Every so often, the thought of Sensei would flit across my mind, but each time, just as suddenly, it would disappear. It wasn’t as though I had returned to my school days, but neither did it feel as if I was actually in the present – all I could say was that I had caught a fleeting moment at the counter of Bar Maeda. It seemed as if we had ended up in a time that didn’t exist anywhere. The cheese omelette was warm and fluffy. The green salad peppery.
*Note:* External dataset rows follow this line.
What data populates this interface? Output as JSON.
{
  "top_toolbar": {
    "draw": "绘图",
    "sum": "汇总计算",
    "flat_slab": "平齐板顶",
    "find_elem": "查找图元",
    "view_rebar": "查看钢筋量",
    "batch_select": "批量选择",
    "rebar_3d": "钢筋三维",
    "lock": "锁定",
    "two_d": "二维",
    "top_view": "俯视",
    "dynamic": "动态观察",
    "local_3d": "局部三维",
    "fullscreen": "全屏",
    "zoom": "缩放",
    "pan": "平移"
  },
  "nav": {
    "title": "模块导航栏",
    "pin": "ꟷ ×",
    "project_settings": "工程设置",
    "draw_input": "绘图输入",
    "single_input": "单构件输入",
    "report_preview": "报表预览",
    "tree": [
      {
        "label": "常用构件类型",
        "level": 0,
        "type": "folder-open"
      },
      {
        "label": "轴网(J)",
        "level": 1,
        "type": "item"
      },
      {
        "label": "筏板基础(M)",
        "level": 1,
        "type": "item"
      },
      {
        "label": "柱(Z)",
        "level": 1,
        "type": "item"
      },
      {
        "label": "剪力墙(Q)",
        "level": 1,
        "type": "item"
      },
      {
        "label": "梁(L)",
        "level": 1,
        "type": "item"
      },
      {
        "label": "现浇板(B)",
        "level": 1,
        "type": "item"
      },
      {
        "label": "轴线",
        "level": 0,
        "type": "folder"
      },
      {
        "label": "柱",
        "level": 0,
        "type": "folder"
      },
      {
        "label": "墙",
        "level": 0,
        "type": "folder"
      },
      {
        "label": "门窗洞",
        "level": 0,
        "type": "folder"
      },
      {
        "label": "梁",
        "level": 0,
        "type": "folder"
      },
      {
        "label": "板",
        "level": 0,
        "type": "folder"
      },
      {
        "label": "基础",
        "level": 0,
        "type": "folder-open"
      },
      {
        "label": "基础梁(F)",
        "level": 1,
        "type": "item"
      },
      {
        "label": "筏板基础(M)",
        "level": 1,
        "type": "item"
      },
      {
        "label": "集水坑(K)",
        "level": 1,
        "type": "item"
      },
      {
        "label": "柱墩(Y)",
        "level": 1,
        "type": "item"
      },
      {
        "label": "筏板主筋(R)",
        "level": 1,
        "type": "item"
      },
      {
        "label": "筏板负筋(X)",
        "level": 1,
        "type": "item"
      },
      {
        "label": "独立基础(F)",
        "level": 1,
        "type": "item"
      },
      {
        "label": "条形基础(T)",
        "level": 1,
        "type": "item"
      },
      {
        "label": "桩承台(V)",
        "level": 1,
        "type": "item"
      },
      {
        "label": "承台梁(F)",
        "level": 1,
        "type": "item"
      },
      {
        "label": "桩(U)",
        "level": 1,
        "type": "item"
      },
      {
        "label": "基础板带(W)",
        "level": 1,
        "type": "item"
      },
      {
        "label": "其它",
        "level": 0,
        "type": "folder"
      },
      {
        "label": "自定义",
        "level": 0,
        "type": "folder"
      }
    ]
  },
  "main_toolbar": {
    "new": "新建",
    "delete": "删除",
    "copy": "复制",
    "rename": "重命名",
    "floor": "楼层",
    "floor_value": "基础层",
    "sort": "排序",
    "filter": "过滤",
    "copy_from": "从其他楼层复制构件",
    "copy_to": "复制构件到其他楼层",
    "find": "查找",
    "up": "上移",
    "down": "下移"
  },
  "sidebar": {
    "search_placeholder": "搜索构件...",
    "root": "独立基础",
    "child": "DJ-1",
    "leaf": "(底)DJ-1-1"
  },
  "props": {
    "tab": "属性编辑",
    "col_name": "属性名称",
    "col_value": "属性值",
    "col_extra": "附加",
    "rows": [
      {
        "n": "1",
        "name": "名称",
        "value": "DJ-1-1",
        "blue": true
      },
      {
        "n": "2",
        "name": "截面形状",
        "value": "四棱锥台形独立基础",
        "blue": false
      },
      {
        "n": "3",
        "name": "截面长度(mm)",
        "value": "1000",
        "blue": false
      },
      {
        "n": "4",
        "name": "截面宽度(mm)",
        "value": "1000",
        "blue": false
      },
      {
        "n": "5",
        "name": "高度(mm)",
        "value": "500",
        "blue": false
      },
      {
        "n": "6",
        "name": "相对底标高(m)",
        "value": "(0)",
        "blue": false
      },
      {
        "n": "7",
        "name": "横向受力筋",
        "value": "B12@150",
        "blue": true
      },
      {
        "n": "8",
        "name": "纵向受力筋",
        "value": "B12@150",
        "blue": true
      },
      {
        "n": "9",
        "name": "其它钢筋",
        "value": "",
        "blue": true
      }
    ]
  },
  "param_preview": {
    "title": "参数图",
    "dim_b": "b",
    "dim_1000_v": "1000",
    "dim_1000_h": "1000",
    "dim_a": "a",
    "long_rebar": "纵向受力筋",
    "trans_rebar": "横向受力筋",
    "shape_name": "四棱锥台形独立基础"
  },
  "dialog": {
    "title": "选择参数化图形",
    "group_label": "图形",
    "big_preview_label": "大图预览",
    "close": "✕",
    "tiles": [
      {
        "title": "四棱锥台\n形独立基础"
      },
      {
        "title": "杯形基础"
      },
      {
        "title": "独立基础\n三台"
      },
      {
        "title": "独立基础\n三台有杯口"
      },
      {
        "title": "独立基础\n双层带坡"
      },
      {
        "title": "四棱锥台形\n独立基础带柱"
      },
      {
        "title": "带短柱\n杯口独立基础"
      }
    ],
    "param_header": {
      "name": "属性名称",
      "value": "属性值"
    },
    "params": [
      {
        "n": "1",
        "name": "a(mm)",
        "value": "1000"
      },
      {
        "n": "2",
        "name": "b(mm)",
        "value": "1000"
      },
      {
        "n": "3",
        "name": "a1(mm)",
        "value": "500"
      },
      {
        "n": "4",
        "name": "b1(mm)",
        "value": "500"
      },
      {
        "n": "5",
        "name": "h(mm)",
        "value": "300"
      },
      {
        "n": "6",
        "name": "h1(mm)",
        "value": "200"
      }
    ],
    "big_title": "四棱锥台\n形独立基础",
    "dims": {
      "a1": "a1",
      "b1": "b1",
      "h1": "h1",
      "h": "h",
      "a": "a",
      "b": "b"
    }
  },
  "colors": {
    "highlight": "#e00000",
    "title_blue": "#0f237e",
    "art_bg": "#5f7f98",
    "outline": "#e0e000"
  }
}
This novel is a love story. It might not be the classic love story of boy meets girl or girl meets boy, but it is a love story nonetheless. Developing through a couple of years in Tokyo, Hiromi lets us into the everyday routine of Tsukiko’s very uninteresting life. It is never clear where she works or what she does for a living, only that she needs to have some sake at a bar every night to let off some steam. Aside from the bartender, she does not have many friends, until she casually meets Sensei, her teacher from high school, one night in the bar. Soon after their first meeting, they meet, by chance, every several nights at the bar, and thus begins an unusual friendship.
Kawakami’s narrative is lean; short but concise. She lets us into the loneliness of the character’s life with short out-of-routine events, like mushroom hunting, cherry blossom season and high school reunions. The meet-cutes between Tsukiko and Sensei are always brought together with warm or cold sake, depending on the season, and a delicious Japanese meal (with such a vivid and precise description, I craved dining Japanese every night). The conversations in these meeting escalate in tone and deepness as the sake flows through their veins, and, almost every time, an external event happens that brings them back to their realities.
Although the message of the novel is clear, what I enjoyed the most was the subtle allusions to aspects of human nature that are universal – jealousy, loneliness, yearning for companionship, among others. By following one character without reservations or shame, Kawakami creates the story of a middle-aged woman that meets an older man, finds a little bit of peace, and falls a little bit in love.
About Hiromi Kawakami
Hiromi Kawakami was born in 1958 in Tokyo, and she is one of Japan’s most famous contemporary women authors. Although she studied Natural Sciences and taught Biology, she wrote her first novel in 1994 and has been writing ever since. She has won many awards including the Pascal Short Story Prize for New Writers and the Akutagawa.
Other Books Written by Japanese Women
We only recommend books we’ve read
Kitchen – Banana Yoshimoto (read by Angelica and Ceci)
The Housekeeper and the Professor – Yoko Owaga (read by Ceci)
Woman on the other Shore – Kakuta Mitsuyo (read by Ceci)
Japanese Initiatives and projects that support and empower girls and women
Women’s Japanese Leadership Initiative (JWLIA)
JWLIA’s mission is to fund women-led nonprofits and to create strong women leaders to excel in both the nonprofit and the private sector. They work with networks of successful women and connect them with young women leaders. Some of the organizations they have support include Yuyake Kodomo Shokudo, an evening cafeteria for children from single-mother households, and GDM Fukushima, an organization that works with local agricultors in order to reactive their primary economic activity after a series of devastating earthquakes.